Mama sat silent, still but for the roving eye, while Sasha passed the hours talking about her new life in a Manhattan townhouse. It was all so nice; so, so nice. But she had no idea if Mama understood where she was, how lucky she was to be there.
Stephan paid the fees, had arranged a spot for her in this exclusive care facility with a decade-long waiting list, had taken care of everything. This had been after a few months of horrified flailing in which Mama had churned through the public system, enough to evaporate Sasha’s meagre savings, tank her grades, lose her scholarship.
Worst had been the feeling of helplessness, knowing just how slim her chances in the public system were. The first week, when Sasha had visited Mama in hospital, stil
l comatose, just barely clinging to life, she had found her bed empty – she would always recall the sinking, plunging horror of that feeling. It had been premature, tests were being run on her elsewhere in the hospital.
Soon enough, they wheeled her mother back in. The orderly, rushed and impatient, banged the corner of her trolley into the door jamb full tilt, so the trolley crunched to a halt and the comatose Mama flopped half out of the bed, like a puppet that had slipped its strings.
‘Hey!’ Sasha yelled. The attendant shrugged, stared through her as he heaved Mama back into bed and wheeled her into the ward.
Sasha realised she didn’t know what to do. If she complained, the orderly wouldn’t listen. If she tried to kick it up the chain, the orderly might take revenge, do something frightful to her mother. Stranger things had happened in the underfunded, overstuffed and corrupt health system. Her training, her abandoned medical degree, meant nothing, only made her acutely aware of how terribly precarious her mother’s situation was. Being half a doctor was worse than not being one at all.

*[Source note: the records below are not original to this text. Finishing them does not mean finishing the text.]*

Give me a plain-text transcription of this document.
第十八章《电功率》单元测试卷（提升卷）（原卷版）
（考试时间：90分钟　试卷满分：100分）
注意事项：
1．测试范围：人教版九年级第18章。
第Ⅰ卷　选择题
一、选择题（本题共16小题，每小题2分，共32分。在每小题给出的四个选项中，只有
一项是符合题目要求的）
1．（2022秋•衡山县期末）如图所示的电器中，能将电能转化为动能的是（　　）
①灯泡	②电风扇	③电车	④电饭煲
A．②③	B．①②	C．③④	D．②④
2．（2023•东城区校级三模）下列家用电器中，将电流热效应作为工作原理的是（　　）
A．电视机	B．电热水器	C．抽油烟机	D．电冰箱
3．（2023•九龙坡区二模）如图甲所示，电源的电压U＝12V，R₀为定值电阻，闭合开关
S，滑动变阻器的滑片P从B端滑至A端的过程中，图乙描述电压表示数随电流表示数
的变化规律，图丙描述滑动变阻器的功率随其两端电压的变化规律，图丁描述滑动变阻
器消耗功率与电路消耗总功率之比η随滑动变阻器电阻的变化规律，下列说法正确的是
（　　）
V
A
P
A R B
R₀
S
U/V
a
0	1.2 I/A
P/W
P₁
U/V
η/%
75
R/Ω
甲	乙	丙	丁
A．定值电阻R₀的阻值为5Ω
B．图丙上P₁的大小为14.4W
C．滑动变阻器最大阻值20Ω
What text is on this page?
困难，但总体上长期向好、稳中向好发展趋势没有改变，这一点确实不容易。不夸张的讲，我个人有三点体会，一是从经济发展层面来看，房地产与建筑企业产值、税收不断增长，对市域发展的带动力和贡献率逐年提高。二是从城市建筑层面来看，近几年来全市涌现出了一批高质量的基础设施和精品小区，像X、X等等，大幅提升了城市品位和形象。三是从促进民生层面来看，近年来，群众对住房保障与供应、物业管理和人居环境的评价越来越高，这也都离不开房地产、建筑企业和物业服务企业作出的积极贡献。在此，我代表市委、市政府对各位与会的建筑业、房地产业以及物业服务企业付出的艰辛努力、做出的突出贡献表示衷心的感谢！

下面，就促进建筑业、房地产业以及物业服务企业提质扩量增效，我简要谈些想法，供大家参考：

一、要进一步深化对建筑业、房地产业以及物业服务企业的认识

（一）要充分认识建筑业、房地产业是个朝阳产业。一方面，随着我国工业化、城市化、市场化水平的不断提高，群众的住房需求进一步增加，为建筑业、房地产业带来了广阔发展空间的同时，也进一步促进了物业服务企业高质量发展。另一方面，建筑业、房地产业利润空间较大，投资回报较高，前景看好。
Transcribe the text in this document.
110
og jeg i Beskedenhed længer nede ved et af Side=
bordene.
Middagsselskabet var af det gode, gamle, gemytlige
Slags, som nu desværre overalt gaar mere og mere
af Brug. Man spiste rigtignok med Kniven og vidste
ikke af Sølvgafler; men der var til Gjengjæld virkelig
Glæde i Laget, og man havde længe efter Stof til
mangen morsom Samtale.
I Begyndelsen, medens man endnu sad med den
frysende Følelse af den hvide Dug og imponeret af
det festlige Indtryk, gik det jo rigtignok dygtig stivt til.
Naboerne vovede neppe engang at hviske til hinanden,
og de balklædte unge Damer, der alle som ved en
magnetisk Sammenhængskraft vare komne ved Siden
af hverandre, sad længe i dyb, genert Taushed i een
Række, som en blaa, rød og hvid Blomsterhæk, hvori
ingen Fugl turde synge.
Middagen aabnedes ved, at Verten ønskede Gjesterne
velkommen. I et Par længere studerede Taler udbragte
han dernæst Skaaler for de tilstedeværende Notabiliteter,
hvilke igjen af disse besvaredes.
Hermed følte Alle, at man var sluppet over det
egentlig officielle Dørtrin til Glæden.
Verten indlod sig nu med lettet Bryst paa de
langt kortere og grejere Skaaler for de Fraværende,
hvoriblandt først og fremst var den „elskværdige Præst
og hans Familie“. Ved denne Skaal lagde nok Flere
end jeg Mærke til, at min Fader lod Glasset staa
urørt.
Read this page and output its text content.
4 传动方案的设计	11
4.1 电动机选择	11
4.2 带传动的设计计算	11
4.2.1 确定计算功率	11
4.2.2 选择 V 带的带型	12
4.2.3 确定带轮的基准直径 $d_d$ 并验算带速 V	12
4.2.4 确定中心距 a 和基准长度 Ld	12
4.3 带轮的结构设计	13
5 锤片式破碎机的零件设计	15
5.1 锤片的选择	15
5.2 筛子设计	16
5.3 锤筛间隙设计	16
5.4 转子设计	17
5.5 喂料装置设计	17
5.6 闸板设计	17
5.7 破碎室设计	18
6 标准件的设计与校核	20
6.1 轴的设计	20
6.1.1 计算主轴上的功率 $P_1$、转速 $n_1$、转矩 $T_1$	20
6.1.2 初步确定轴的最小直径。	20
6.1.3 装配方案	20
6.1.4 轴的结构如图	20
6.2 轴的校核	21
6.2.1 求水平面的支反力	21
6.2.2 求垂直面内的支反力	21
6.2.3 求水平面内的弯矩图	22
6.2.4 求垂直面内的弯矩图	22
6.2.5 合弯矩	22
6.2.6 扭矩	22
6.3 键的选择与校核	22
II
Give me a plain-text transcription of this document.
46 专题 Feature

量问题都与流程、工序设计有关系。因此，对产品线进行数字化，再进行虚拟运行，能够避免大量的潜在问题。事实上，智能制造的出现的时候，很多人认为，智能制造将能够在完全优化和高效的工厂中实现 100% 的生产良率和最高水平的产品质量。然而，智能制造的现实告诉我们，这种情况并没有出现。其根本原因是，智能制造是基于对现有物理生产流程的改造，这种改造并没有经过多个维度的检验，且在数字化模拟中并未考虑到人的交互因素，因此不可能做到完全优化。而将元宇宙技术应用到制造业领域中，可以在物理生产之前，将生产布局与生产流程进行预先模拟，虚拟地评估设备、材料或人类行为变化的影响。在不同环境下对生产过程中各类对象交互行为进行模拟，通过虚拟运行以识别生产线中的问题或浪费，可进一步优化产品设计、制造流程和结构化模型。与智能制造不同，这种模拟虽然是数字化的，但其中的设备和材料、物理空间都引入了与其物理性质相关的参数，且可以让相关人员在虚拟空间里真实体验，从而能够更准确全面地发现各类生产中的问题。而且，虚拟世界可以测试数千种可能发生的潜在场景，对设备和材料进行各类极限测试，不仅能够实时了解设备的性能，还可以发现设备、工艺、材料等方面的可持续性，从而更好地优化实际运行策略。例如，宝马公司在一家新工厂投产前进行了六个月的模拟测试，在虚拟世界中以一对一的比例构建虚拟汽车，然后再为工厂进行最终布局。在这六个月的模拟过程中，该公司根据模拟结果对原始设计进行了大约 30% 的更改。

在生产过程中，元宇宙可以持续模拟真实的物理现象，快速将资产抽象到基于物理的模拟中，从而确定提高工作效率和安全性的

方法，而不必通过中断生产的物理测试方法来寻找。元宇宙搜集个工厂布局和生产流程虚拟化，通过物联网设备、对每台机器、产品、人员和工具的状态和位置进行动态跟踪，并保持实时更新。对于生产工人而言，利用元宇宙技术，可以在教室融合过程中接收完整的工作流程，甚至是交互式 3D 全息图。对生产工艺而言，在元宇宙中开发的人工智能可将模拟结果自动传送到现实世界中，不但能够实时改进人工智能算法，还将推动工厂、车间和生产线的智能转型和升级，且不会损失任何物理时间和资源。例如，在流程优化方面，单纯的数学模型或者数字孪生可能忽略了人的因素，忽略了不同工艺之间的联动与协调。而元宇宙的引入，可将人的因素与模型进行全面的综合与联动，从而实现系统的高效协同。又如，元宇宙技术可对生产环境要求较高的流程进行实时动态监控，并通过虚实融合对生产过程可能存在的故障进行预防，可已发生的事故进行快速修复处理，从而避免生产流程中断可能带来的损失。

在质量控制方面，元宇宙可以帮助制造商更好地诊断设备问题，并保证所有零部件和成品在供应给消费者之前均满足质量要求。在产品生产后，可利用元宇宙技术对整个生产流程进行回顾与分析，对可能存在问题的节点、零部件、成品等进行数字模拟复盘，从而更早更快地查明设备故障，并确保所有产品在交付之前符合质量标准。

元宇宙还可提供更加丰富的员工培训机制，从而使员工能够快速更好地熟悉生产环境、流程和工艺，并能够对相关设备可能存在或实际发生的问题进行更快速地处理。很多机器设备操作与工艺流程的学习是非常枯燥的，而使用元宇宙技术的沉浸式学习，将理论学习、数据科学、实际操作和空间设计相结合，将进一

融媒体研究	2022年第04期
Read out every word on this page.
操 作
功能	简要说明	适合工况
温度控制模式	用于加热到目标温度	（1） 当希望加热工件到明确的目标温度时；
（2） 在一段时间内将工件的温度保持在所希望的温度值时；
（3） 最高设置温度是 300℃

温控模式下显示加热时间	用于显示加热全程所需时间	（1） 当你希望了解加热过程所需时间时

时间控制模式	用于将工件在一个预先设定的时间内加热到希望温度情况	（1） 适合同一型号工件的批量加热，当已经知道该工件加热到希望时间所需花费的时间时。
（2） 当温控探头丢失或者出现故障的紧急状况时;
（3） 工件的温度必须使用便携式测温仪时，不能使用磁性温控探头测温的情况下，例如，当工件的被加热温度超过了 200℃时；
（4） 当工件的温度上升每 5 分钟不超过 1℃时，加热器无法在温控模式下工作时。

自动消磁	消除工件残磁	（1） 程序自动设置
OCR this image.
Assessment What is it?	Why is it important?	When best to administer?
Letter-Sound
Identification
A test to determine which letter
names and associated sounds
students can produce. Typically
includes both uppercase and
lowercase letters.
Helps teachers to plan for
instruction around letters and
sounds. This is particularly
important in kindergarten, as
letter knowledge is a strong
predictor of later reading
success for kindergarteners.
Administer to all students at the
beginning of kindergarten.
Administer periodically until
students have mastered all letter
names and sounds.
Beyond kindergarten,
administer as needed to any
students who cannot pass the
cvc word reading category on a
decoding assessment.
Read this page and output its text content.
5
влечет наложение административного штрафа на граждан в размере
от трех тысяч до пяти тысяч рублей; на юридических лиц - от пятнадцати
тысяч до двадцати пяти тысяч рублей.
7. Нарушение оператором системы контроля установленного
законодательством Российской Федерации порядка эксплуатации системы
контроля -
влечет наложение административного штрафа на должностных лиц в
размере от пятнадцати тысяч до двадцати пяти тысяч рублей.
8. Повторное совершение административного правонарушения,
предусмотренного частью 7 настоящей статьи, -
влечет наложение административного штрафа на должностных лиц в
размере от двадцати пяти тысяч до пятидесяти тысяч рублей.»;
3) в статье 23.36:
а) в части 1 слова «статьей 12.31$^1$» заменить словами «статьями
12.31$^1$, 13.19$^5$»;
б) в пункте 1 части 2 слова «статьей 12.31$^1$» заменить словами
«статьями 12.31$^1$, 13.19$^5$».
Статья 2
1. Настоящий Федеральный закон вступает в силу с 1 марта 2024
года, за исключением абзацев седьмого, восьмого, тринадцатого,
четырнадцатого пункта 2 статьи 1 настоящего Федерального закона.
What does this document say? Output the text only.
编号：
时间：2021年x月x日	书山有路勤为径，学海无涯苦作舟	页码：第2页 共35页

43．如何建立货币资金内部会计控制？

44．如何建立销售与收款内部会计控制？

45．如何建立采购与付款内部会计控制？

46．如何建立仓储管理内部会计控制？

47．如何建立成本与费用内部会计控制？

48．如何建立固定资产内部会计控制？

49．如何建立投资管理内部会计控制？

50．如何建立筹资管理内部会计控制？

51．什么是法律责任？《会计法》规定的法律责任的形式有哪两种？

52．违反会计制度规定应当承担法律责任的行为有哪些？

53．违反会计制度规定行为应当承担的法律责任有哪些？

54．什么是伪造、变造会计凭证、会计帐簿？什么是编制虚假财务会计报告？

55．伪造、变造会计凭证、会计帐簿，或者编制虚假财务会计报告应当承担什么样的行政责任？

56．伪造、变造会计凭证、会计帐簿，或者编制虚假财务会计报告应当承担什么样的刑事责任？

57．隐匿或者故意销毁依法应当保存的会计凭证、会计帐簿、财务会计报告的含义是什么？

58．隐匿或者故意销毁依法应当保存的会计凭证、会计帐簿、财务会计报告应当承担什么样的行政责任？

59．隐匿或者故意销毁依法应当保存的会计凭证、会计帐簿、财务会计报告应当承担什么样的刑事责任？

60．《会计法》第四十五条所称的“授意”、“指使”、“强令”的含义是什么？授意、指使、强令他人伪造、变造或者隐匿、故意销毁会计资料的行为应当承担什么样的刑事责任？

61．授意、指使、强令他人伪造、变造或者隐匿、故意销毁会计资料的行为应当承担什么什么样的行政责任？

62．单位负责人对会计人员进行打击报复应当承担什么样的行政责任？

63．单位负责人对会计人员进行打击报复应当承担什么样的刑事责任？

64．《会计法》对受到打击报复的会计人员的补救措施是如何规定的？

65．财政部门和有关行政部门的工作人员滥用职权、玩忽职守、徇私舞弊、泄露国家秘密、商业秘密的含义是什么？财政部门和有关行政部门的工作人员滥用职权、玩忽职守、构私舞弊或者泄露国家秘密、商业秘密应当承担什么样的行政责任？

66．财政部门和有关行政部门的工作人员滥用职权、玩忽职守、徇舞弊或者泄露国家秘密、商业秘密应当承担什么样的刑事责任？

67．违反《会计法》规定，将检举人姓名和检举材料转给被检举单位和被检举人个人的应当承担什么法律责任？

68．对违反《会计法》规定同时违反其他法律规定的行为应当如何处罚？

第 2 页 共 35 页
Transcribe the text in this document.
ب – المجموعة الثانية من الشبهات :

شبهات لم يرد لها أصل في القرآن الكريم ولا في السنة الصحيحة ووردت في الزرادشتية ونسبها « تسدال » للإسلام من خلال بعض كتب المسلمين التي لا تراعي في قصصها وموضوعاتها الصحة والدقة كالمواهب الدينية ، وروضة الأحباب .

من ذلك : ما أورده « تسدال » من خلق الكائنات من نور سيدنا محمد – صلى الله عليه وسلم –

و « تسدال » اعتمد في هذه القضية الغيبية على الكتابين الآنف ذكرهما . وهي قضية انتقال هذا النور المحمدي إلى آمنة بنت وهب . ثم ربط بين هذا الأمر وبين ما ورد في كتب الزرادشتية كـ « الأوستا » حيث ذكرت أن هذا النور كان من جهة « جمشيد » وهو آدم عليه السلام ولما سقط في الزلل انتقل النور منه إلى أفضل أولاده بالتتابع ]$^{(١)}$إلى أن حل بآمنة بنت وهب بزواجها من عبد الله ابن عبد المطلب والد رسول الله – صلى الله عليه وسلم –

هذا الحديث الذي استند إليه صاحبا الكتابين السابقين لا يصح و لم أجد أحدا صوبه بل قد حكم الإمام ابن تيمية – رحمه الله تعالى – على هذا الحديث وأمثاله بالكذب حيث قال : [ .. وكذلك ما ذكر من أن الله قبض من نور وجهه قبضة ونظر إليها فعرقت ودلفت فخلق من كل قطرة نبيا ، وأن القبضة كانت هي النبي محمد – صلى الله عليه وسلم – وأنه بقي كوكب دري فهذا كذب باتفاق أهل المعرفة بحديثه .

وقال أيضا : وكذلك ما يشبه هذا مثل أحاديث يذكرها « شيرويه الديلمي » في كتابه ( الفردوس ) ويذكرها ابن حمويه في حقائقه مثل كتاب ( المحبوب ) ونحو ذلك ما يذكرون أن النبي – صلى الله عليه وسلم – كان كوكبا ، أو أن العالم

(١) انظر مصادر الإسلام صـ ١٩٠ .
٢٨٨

She cried that night, in bed with Stephan, and, a little awkwardly, he wiped away her tears and said, softly, carefully, ‘You know, it doesn’t have to be like this. I could help.’
Gently, he sketched a plan. She argued and protested, but not very convincingly, and not very much. He slipped his arm out from under her, reached for his phone. One hand held the phone to his ear while he rested against the glass of the balcony’s French doors, which looked out over the sprawl of Manhattan, the dimples in his ass cheeks twinkling merrily. The next day a private ambulance was driving Mama upstate to her new half-life.
Stephan had clout, a last name that made scenes like this possible; besides, a glorious career was unfolding in front of him.